Large pharma organisations can generate some 600-800 submissions each month. Even a very modest time saving, of just 1-2 hours per submission, would make a substantial difference to associated cost and resource allocation. (Despite the increasing trend of data-oriented submissions, the reality of content-based dossiers is here to stay for some considerable time.)
Getting from here to there
Interim use cases will include the provision of inline regulatory guidance to help users in submission compilation; generation of new draft submission content based on existing content; and cross-validation of final content against regulatory guidance and data. Via instant cross-referencing (e.g. with regulatory information management (RIM) system, to ensure that the correct excipient/ingredient information has been used), GenAI will not only expedite submissions compilation; it will also improve the quality and success rate of submission updates.
Advanced automation could transform the efficiency of dealing with less developed markets, too. Emerging markets, many of which rely heavily on non-electronic files and lack format standardisation, together account for a sizeable proportion of the global life sciences opportunity. Growth in pharma sales in emerging markets is set to accelerate over the next decade, with medicine use in Latin America and Asia expected to rise faster than other regions over the next five years.
The ability to streamline associated submissions with advanced end-to-end automation promises to be very powerful across these markets, to help companies navigate the differing requirements, deduce “what good looks like”, and swiftly collate and format what’s needed.
Laying solid foundations now
Other opportunities for GenAI in a Regulatory Affairs context include automated cross-checks to identify discrepancies and anomalies in data and its formatting, as part of companies’ efforts to get their IDMP data standardisation in order. Further possibilities include more efficient and effective maintenance of labelling compliance internationally across the product lifecycle, again boosted by automated, GenAI-enabled cross-referencing.

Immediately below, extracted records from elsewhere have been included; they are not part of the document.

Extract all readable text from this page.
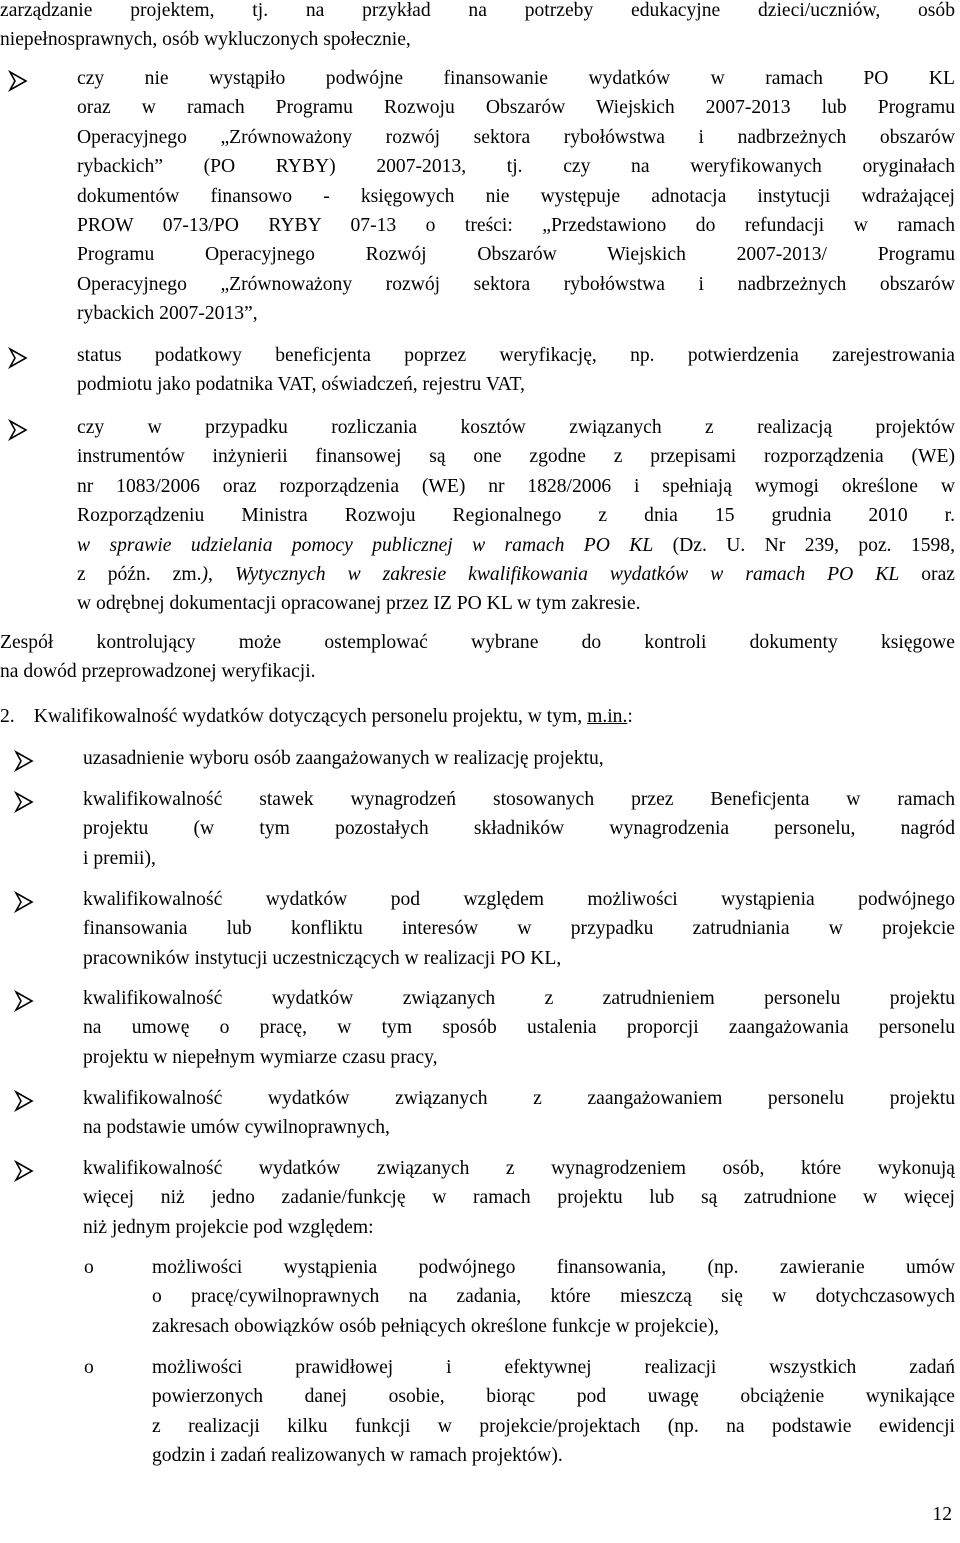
zarządzanie projektem, tj. na przykład na potrzeby edukacyjne dzieci/uczniów, osób
niepełnosprawnych, osób wykluczonych społecznie,
czy nie wystąpiło podwójne finansowanie wydatków w ramach PO KL
oraz w ramach Programu Rozwoju Obszarów Wiejskich 2007-2013 lub Programu
Operacyjnego „Zrównoważony rozwój sektora rybołówstwa i nadbrzeżnych obszarów
rybackich” (PO RYBY) 2007-2013, tj. czy na weryfikowanych oryginałach
dokumentów finansowo - księgowych nie występuje adnotacja instytucji wdrażającej
PROW 07-13/PO RYBY 07-13 o treści: „Przedstawiono do refundacji w ramach
Programu Operacyjnego Rozwój Obszarów Wiejskich 2007-2013/ Programu
Operacyjnego „Zrównoważony rozwój sektora rybołówstwa i nadbrzeżnych obszarów
rybackich 2007-2013”,
status podatkowy beneficjenta poprzez weryfikację, np. potwierdzenia zarejestrowania
podmiotu jako podatnika VAT, oświadczeń, rejestru VAT,
czy w przypadku rozliczania kosztów związanych z realizacją projektów
instrumentów inżynierii finansowej są one zgodne z przepisami rozporządzenia (WE)
nr 1083/2006 oraz rozporządzenia (WE) nr 1828/2006 i spełniają wymogi określone w
Rozporządzeniu Ministra Rozwoju Regionalnego z dnia 15 grudnia 2010 r.
w sprawie udzielania pomocy publicznej w ramach PO KL (Dz. U. Nr 239, poz. 1598,
z późn. zm.), Wytycznych w zakresie kwalifikowania wydatków w ramach PO KL oraz
w odrębnej dokumentacji opracowanej przez IZ PO KL w tym zakresie.
Zespół kontrolujący może ostemplować wybrane do kontroli dokumenty księgowe
na dowód przeprowadzonej weryfikacji.
2. Kwalifikowalność wydatków dotyczących personelu projektu, w tym, m.in.:
uzasadnienie wyboru osób zaangażowanych w realizację projektu,
kwalifikowalność stawek wynagrodzeń stosowanych przez Beneficjenta w ramach
projektu (w tym pozostałych składników wynagrodzenia personelu, nagród
i premii),
kwalifikowalność wydatków pod względem możliwości wystąpienia podwójnego
finansowania lub konfliktu interesów w przypadku zatrudniania w projekcie
pracowników instytucji uczestniczących w realizacji PO KL,
kwalifikowalność wydatków związanych z zatrudnieniem personelu projektu
na umowę o pracę, w tym sposób ustalenia proporcji zaangażowania personelu
projektu w niepełnym wymiarze czasu pracy,
kwalifikowalność wydatków związanych z zaangażowaniem personelu projektu
na podstawie umów cywilnoprawnych,
kwalifikowalność wydatków związanych z wynagrodzeniem osób, które wykonują
więcej niż jedno zadanie/funkcję w ramach projektu lub są zatrudnione w więcej
niż jednym projekcie pod względem:
o	możliwości wystąpienia podwójnego finansowania, (np. zawieranie umów
o pracę/cywilnoprawnych na zadania, które mieszczą się w dotychczasowych
zakresach obowiązków osób pełniących określone funkcje w projekcie),
o	możliwości prawidłowej i efektywnej realizacji wszystkich zadań
powierzonych danej osobie, biorąc pod uwagę obciążenie wynikające
z realizacji kilku funkcji w projekcie/projektach (np. na podstawie ewidencji
godzin i zadań realizowanych w ramach projektów).
12
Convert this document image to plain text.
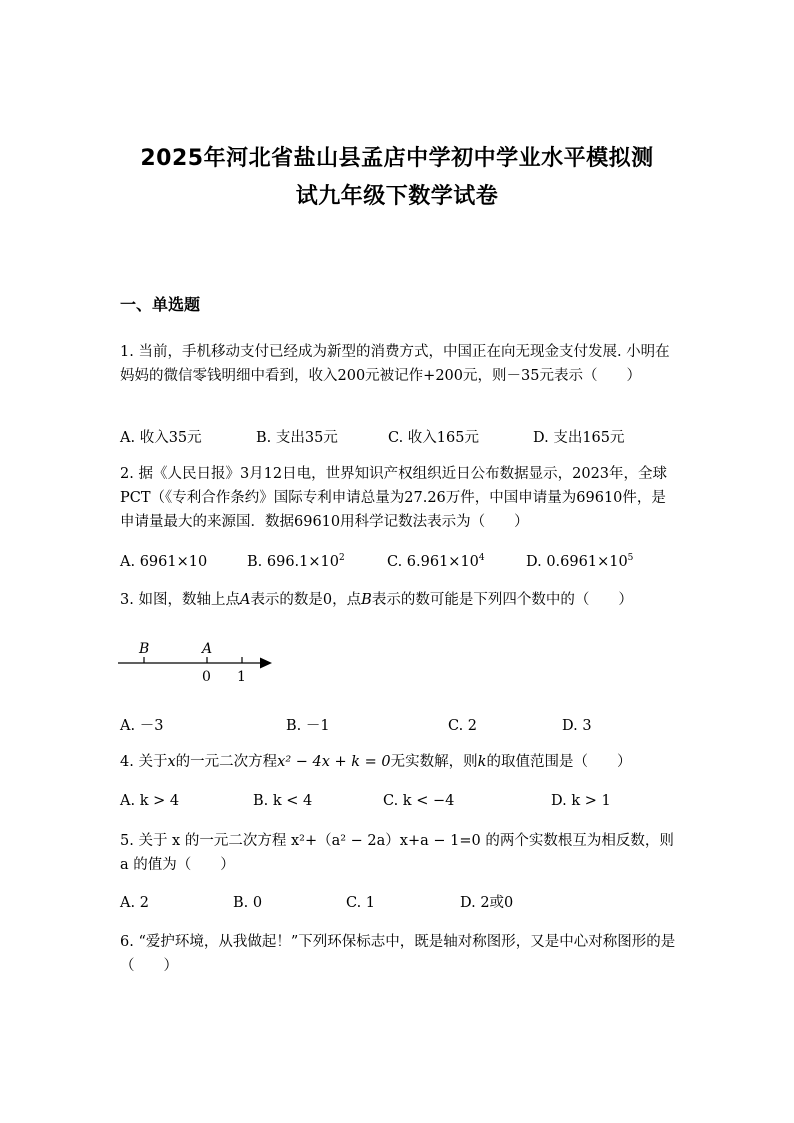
2025年河北省盐山县孟店中学初中学业水平模拟测
试九年级下数学试卷
一、单选题
1. 当前，手机移动支付已经成为新型的消费方式，中国正在向无现金支付发展. 小明在妈妈的微信零钱明细中看到，收入200元被记作+200元，则－35元表示（　　）
A. 收入35元	B. 支出35元	C. 收入165元	D. 支出165元
2. 据《人民日报》3月12日电，世界知识产权组织近日公布数据显示，2023年，全球PCT（《专利合作条约》国际专利申请总量为27.26万件，中国申请量为69610件，是申请量最大的来源国．数据69610用科学记数法表示为（　　）
A. 6961×10	B. $696.1\times 10^2$	C. $6.961\times 10^4$	D. $0.6961\times 10^5$
3. 如图，数轴上点A表示的数是0，点B表示的数可能是下列四个数中的（　　）
B	A
0 1
A. －3	B. －1	C. 2	D. 3
4. 关于x的一元二次方程x² − 4x + k = 0无实数解，则k的取值范围是（　　）
A. k > 4	B. k < 4	C. k < −4	D. k > 1
5. 关于 x 的一元二次方程 x²+（a² − 2a）x+a − 1=0 的两个实数根互为相反数，则 a 的值为（　　）
A. 2	B. 0	C. 1	D. 2或0
6. “爱护环境，从我做起！”下列环保标志中，既是轴对称图形，又是中心对称图形的是（　　）
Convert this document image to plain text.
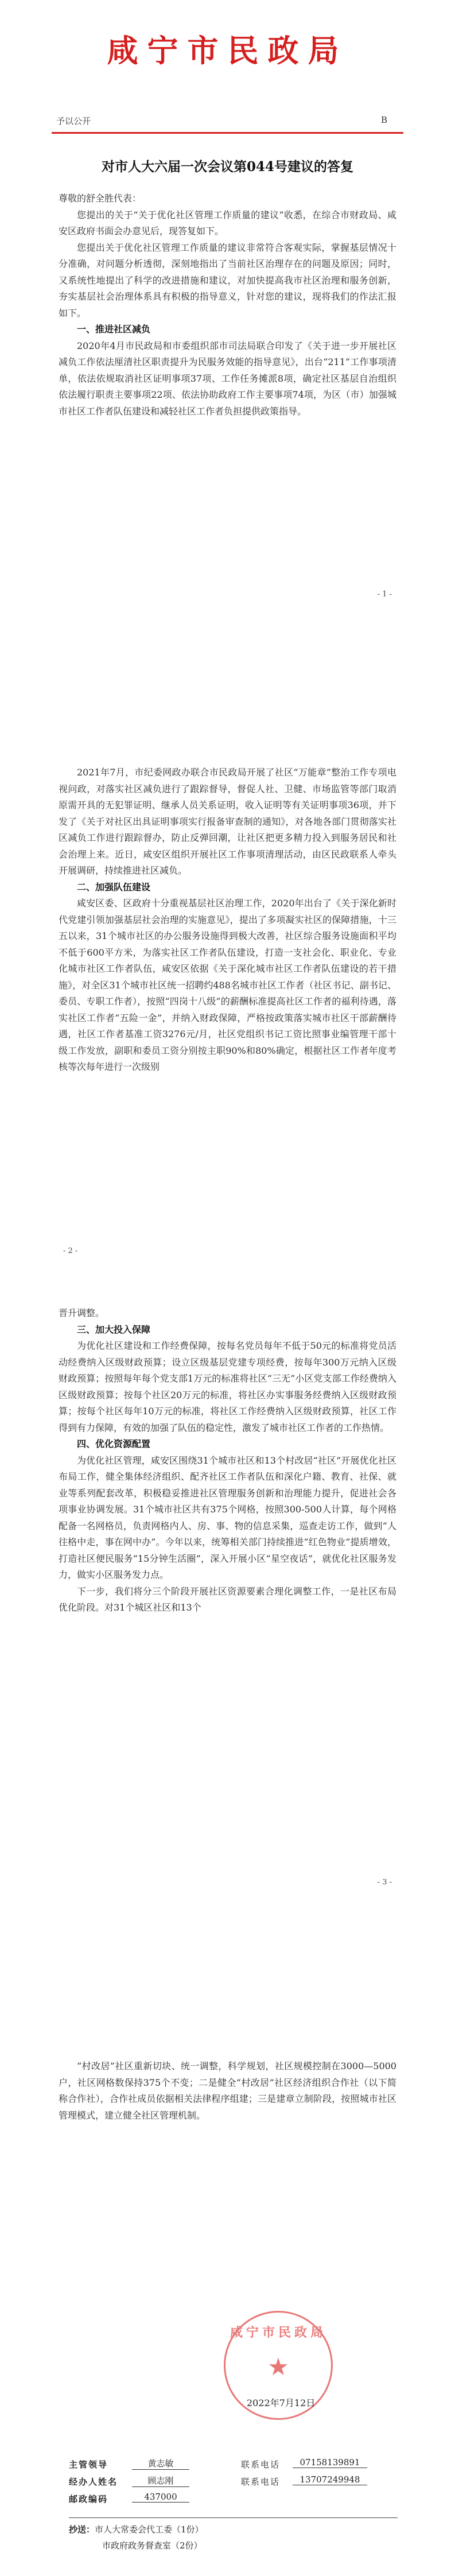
咸宁市民政局
予以公开	B
对市人大六届一次会议第044号建议的答复

尊敬的舒全胜代表：

您提出的关于“关于优化社区管理工作质量的建议”收悉，在综合市财政局、咸安区政府书面会办意见后，现答复如下。

您提出关于优化社区管理工作质量的建议非常符合客观实际，掌握基层情况十分准确，对问题分析透彻，深刻地指出了当前社区治理存在的问题及原因；同时，又系统性地提出了科学的改进措施和建议，对加快提高我市社区治理和服务创新，夯实基层社会治理体系具有积极的指导意义，针对您的建议，现将我们的作法汇报如下。

一、推进社区减负

2020年4月市民政局和市委组织部市司法局联合印发了《关于进一步开展社区减负工作依法厘清社区职责提升为民服务效能的指导意见》，出台“211”工作事项清单，依法依规取消社区证明事项37项、工作任务摊派8项，确定社区基层自治组织依法履行职责主要事项22项、依法协助政府工作主要事项74项，为区（市）加强城市社区工作者队伍建设和减轻社区工作者负担提供政策指导。

- 1 -

2021年7月，市纪委网政办联合市民政局开展了社区“万能章”整治工作专项电视问政，对落实社区减负进行了跟踪督导，督促人社、卫健、市场监管等部门取消原需开具的无犯罪证明、继承人员关系证明，收入证明等有关证明事项36项，并下发了《关于对社区出具证明事项实行报备审查制的通知》，对各地各部门贯彻落实社区减负工作进行跟踪督办，防止反弹回潮，让社区把更多精力投入到服务居民和社会治理上来。近日，咸安区组织开展社区工作事项清理活动，由区民政联系人牵头开展调研，持续推进社区减负。

二、加强队伍建设

咸安区委、区政府十分重视基层社区治理工作，2020年出台了《关于深化新时代党建引领加强基层社会治理的实施意见》，提出了多项凝实社区的保障措施，十三五以来，31个城市社区的办公服务设施得到极大改善，社区综合服务设施面积平均不低于600平方米，为落实社区工作者队伍建设，打造一支社会化、职业化、专业化城市社区工作者队伍，咸安区依据《关于深化城市社区工作者队伍建设的若干措施》，对全区31个城市社区统一招聘约488名城市社区工作者（社区书记、副书记、委员、专职工作者），按照“四岗十八级”的薪酬标准提高社区工作者的福利待遇，落实社区工作者“五险一金”，并纳入财政保障，严格按政策落实城市社区干部薪酬待遇，社区工作者基准工资3276元/月，社区党组织书记工资比照事业编管理干部十级工作发放，副职和委员工资分别按主职90%和80%确定，根据社区工作者年度考核等次每年进行一次级别

- 2 -

晋升调整。

三、加大投入保障

为优化社区建设和工作经费保障，按每名党员每年不低于50元的标准将党员活动经费纳入区级财政预算；设立区级基层党建专项经费，按每年300万元纳入区级财政预算；按照每年每个党支部1万元的标准将社区“三无”小区党支部工作经费纳入区级财政预算；按每个社区20万元的标准，将社区办实事服务经费纳入区级财政预算；按每个社区每年10万元的标准，将社区工作经费纳入区级财政预算，社区工作得到有力保障，有效的加强了队伍的稳定性，激发了城市社区工作者的工作热情。

四、优化资源配置

为优化社区管理，咸安区围绕31个城市社区和13个村改居“社区”开展优化社区布局工作，健全集体经济组织、配齐社区工作者队伍和深化户籍、教育、社保、就业等系列配套改革，积极稳妥推进社区管理服务创新和治理能力提升，促进社会各项事业协调发展。31个城市社区共有375个网格，按照300-500人计算，每个网格配备一名网格员，负责网格内人、房、事、物的信息采集，巡查走访工作，做到“人往格中走，事在网中办”。今年以来，统筹相关部门持续推进“红色物业”提质增效，打造社区便民服务“15分钟生活圈”，深入开展小区“星空夜话”，就优化社区服务发力，做实小区服务发力点。

下一步，我们将分三个阶段开展社区资源要素合理化调整工作，一是社区布局优化阶段。对31个城区社区和13个

- 3 -

“村改居”社区重新切块、统一调整，科学规划，社区规模控制在3000—5000户，社区网格数保持375个不变；二是健全“村改居”社区经济组织合作社（以下简称合作社），合作社成员依据相关法律程序组建；三是建章立制阶段，按照城市社区管理模式，建立健全社区管理机制。

咸宁市民政局
★
2022年7月12日
主管领导	黄志敏	联系电话	07158139891
经办人姓名	顾志刚	联系电话	13707249948
邮政编码	437000
抄送：市人大常委会代工委（1份）
市政府政务督查室（2份）
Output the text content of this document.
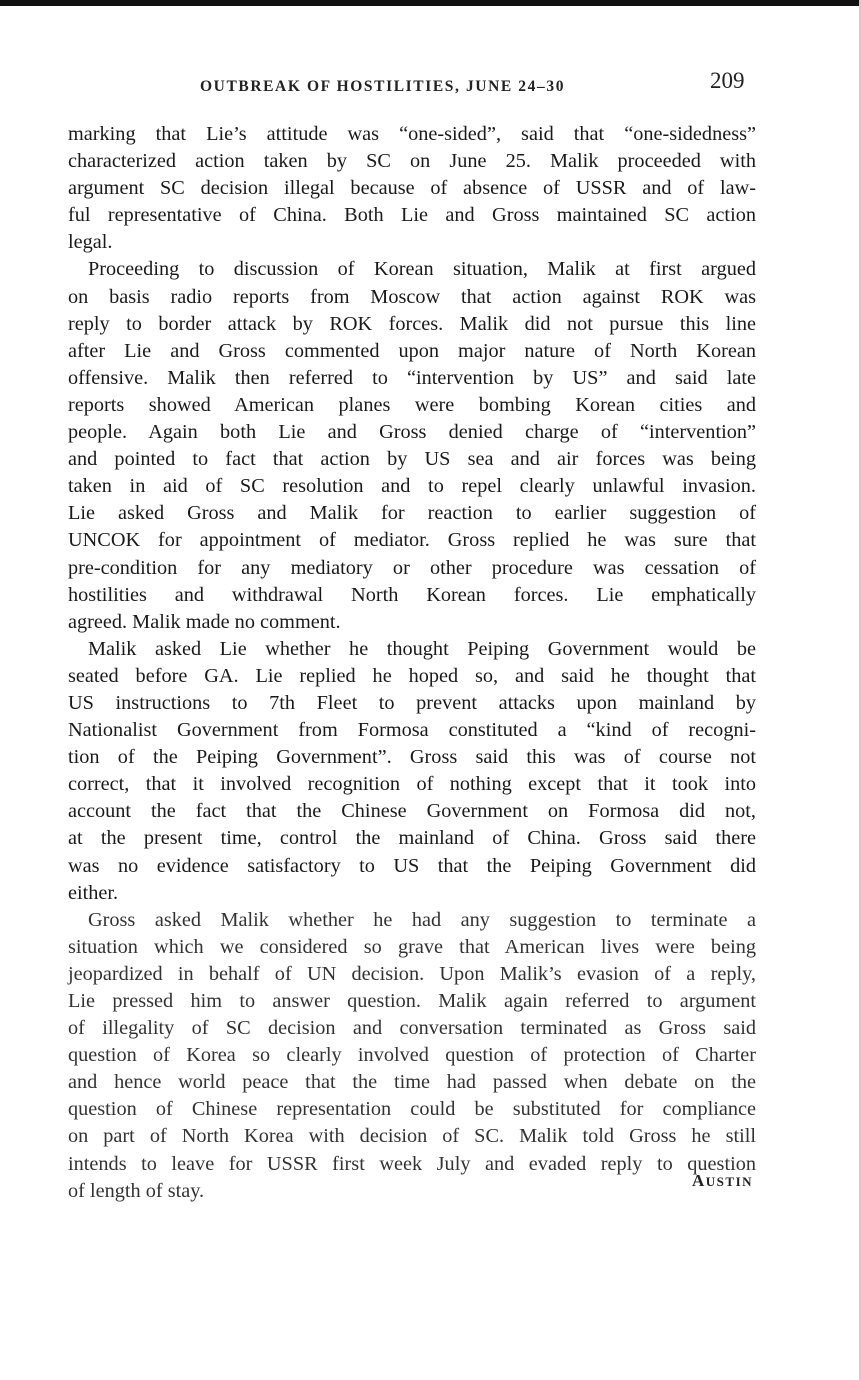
OUTBREAK OF HOSTILITIES, JUNE 24–30	209
marking that Lie’s attitude was “one-sided”, said that “one-sidedness”
characterized action taken by SC on June 25. Malik proceeded with
argument SC decision illegal because of absence of USSR and of law-
ful representative of China. Both Lie and Gross maintained SC action
legal.
Proceeding to discussion of Korean situation, Malik at first argued
on basis radio reports from Moscow that action against ROK was
reply to border attack by ROK forces. Malik did not pursue this line
after Lie and Gross commented upon major nature of North Korean
offensive. Malik then referred to “intervention by US” and said late
reports showed American planes were bombing Korean cities and
people. Again both Lie and Gross denied charge of “intervention”
and pointed to fact that action by US sea and air forces was being
taken in aid of SC resolution and to repel clearly unlawful invasion.
Lie asked Gross and Malik for reaction to earlier suggestion of
UNCOK for appointment of mediator. Gross replied he was sure that
pre-condition for any mediatory or other procedure was cessation of
hostilities and withdrawal North Korean forces. Lie emphatically
agreed. Malik made no comment.
Malik asked Lie whether he thought Peiping Government would be
seated before GA. Lie replied he hoped so, and said he thought that
US instructions to 7th Fleet to prevent attacks upon mainland by
Nationalist Government from Formosa constituted a “kind of recogni-
tion of the Peiping Government”. Gross said this was of course not
correct, that it involved recognition of nothing except that it took into
account the fact that the Chinese Government on Formosa did not,
at the present time, control the mainland of China. Gross said there
was no evidence satisfactory to US that the Peiping Government did
either.
Gross asked Malik whether he had any suggestion to terminate a
situation which we considered so grave that American lives were being
jeopardized in behalf of UN decision. Upon Malik’s evasion of a reply,
Lie pressed him to answer question. Malik again referred to argument
of illegality of SC decision and conversation terminated as Gross said
question of Korea so clearly involved question of protection of Charter
and hence world peace that the time had passed when debate on the
question of Chinese representation could be substituted for compliance
on part of North Korea with decision of SC. Malik told Gross he still
intends to leave for USSR first week July and evaded reply to question
of length of stay.	AUSTIN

Testing out the possibilities will give companies a feel for how far GenAI can go, how quickly results can be reliably honed, and how much time and budget this could buy back for hard-pressed Regulatory teams. Merely adding a GenAI capability isn’t all it takes, though. Companies will need to bolster their regulatory intelligence knowledge bases (e.g. non-public information and soft intelligence that has accumulated within companies based on their experience and direct HA relations). They will also need to continue the work they are doing to clean up, standardise, and unify their product data. The better the assets GenAI can draw from, the more reliable and transformational associated process automation initiatives will be.